We knew Jerry would probably run out and that I'd have plenty of gas. I brought the tube all the way from Canada. Totally planned, no problems and Jerry made the gas station we intended on that extra single bottle (which in itself is actually quite amazing.

But when you're riding, you can't plan for everything. Like the cop who pulled us over just before (nice guy btw :) ).
Or the guy who crosses lanes without looking.
Or the dumbass who doesn't know how to drive their rental RV and so takes up the oncoming lane in tight corners.

So, you have to ride at a point where you can get there. And back. And survive the unexpected.

Some days later, on the way back from California, I planed to go north on a small forest service road. It showed as paved on the map and would allow me to pop out in Oakridge, ride north to Rainbow and eventually end up in Bend (after a long day though).

Turns out, the road was not only unpaved, but washed out further ahead. And the gravel felt like marbles and the wash-boarding was horrible. Note that I stopped on a flat part so I could take the photo.

So, I ended up turning around. I figured I'd have enough gas if I turned to make it to the Roseburg if I had to (look up Roseburg and Bend on a map and realize how far appart they are :) ). It was 37 or 38 degrees, I don't think I'd have made Bend in either case. I was out of water when I rolled into the hotel.

Planning is good, but plans are often worthless.

Wednesday, August 22, 2012

Road stories - Experience

This year I'm not going to sit down and try to do a ride report. I don't have the drive. But, I want to share some of the stories that you return with after a while on the road.

So I'm starting a new type of post, the road story. They'll be little vignettes of travel.

Onto the first one - Experience:

On our first day on the road, Jerry and I rode through Washington State, past Mt. St. Helen and into the very northern parts of Oregon.

The first hotel we hit was sold out, so we rode over to a place that we stayed at previously, either last year, or perhaps the year before?
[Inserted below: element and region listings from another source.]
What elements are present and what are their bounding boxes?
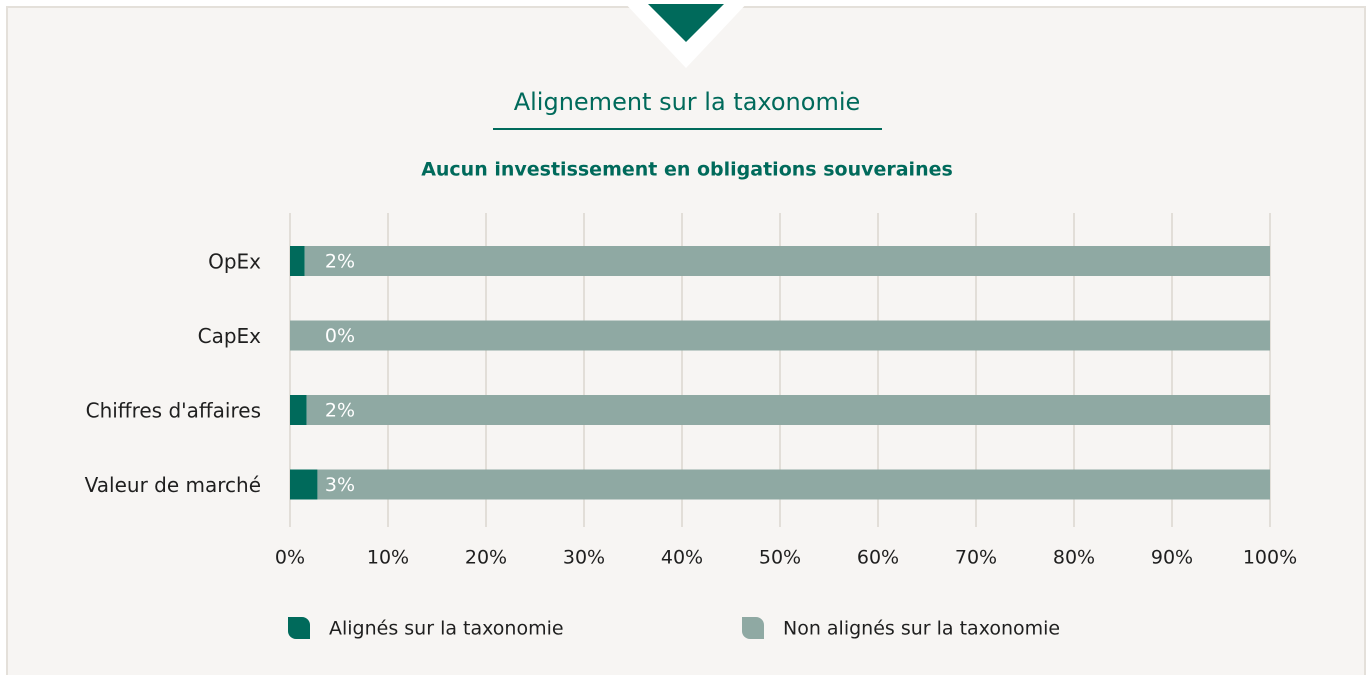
y-tick-label: Chiffres d'affaires: [86, 399, 261, 423]
chart-title: Alignement sur la taxonomie: [514, 88, 861, 116]
data-label: 2%: [325, 400, 355, 422]
x-tick-label: 60%: [857, 547, 899, 569]
data-label: 3%: [325, 474, 355, 496]
bar-segment: [317, 469, 1270, 500]
legend-swatch: [742, 617, 764, 639]
x-tick-label: 20%: [465, 547, 507, 569]
bar-segment: [290, 395, 307, 425]
x-tick-label: 50%: [759, 547, 801, 569]
x-tick-label: 80%: [1053, 547, 1095, 569]
x-tick-label: 100%: [1243, 547, 1297, 569]
legend-label: Non alignés sur la taxonomie: [783, 618, 1060, 640]
bar-segment: [290, 469, 318, 500]
bar-segment: [306, 395, 1270, 425]
x-tick-label: 40%: [661, 547, 703, 569]
bar-segment: [290, 320, 1270, 351]
legend-swatch: [288, 617, 310, 639]
data-label: 2%: [325, 251, 355, 273]
x-tick-label: 90%: [1151, 547, 1193, 569]
legend-label: Alignés sur la taxonomie: [329, 618, 564, 640]
x-tick-label: 0%: [275, 547, 305, 569]
bar-segment: [290, 246, 305, 276]
data-label: 0%: [325, 325, 355, 347]
chart-subtitle: Aucun investissement en obligations souv…: [421, 159, 953, 181]
x-tick-label: 70%: [955, 547, 997, 569]
chevron-mark: [648, 4, 724, 42]
x-tick-label: 10%: [367, 547, 409, 569]
y-tick-label: Valeur de marché: [85, 473, 261, 497]
bar-segment: [304, 246, 1270, 276]
y-tick-label: OpEx: [208, 250, 261, 274]
y-tick-label: CapEx: [198, 324, 262, 348]
x-tick-label: 30%: [563, 547, 605, 569]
We couldn't remember. It's getting like that. The trips and the stories run into one another.

I don't see it as a bad thing. We've just had enough riding time, that the specific trip is not important. The day, month and year are irrelevant. But the experience is what counts.
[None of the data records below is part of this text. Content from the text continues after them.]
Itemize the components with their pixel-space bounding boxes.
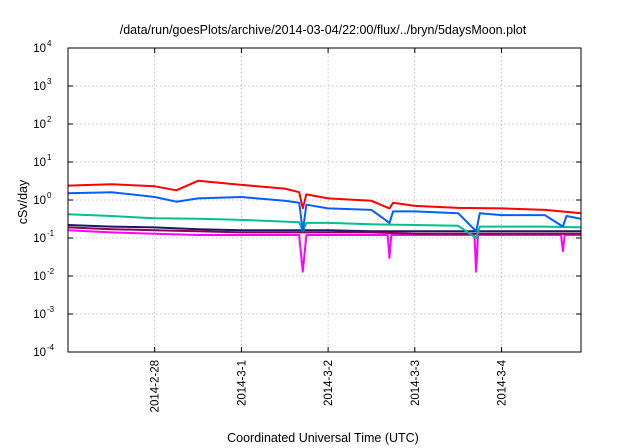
y-tick-exponent: -1	[47, 229, 55, 238]
series-line	[67, 179, 582, 215]
x-tick-label: 2014-2-28	[150, 360, 162, 412]
series-line	[67, 229, 581, 273]
y-tick-label: 104	[33, 39, 52, 55]
series-line	[67, 191, 582, 233]
y-tick-exponent: -3	[47, 305, 55, 314]
x-axis-label: Coordinated Universal Time (UTC)	[227, 431, 419, 445]
series-line	[67, 213, 582, 239]
y-tick-exponent: 3	[47, 77, 52, 86]
y-tick-exponent: 2	[47, 115, 52, 124]
y-tick-exponent: -2	[47, 267, 55, 276]
y-tick-label: 103	[33, 77, 52, 93]
x-tick-label: 2014-3-3	[410, 360, 422, 406]
y-tick-exponent: 0	[47, 191, 52, 200]
series-line	[67, 226, 581, 235]
chart-title: /data/run/goesPlots/archive/2014-03-04/2…	[120, 23, 527, 37]
y-tick-label: 102	[33, 115, 52, 131]
x-tick-label: 2014-3-2	[323, 360, 335, 406]
y-tick-label: 101	[33, 153, 52, 169]
plot-frame	[67, 47, 582, 353]
y-axis-label: cSv/day	[16, 179, 30, 224]
y-tick-label: 10-1	[33, 229, 54, 245]
series-lines	[67, 179, 582, 273]
y-tick-exponent: -4	[47, 343, 55, 352]
y-tick-label: 10-3	[33, 305, 54, 321]
x-tick-label: 2014-3-1	[236, 360, 248, 406]
grid	[68, 48, 581, 352]
y-tick-label: 10-2	[33, 267, 54, 283]
y-tick-exponent: 4	[47, 39, 52, 48]
y-tick-label: 10-4	[33, 343, 54, 359]
y-tick-label: 100	[33, 191, 52, 207]
series-line	[67, 224, 581, 233]
y-tick-exponent: 1	[47, 153, 52, 162]
x-tick-label: 2014-3-4	[497, 359, 509, 406]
All of it made us feel like quite old hands at travel. So as we sat outside the hotel, getting ready to lock up the bikes and a guy comes up to talk to us, we're used to it. After all, we're the big travellers.

Except, we're not.

He'd just finished a 6000 mile ride (that's 10,000 km for those metric folks) and he wanted to chat. A bit of a round trip, with a stop in Deadhorse, Alaska, just for good measure.

So, it turned out he'd done the big ride, and we were on our first day, with bikes looking shiny and new, by comparison.

And it reminded me of a saying from diving:

"Experienced is relative to who you're standing next to."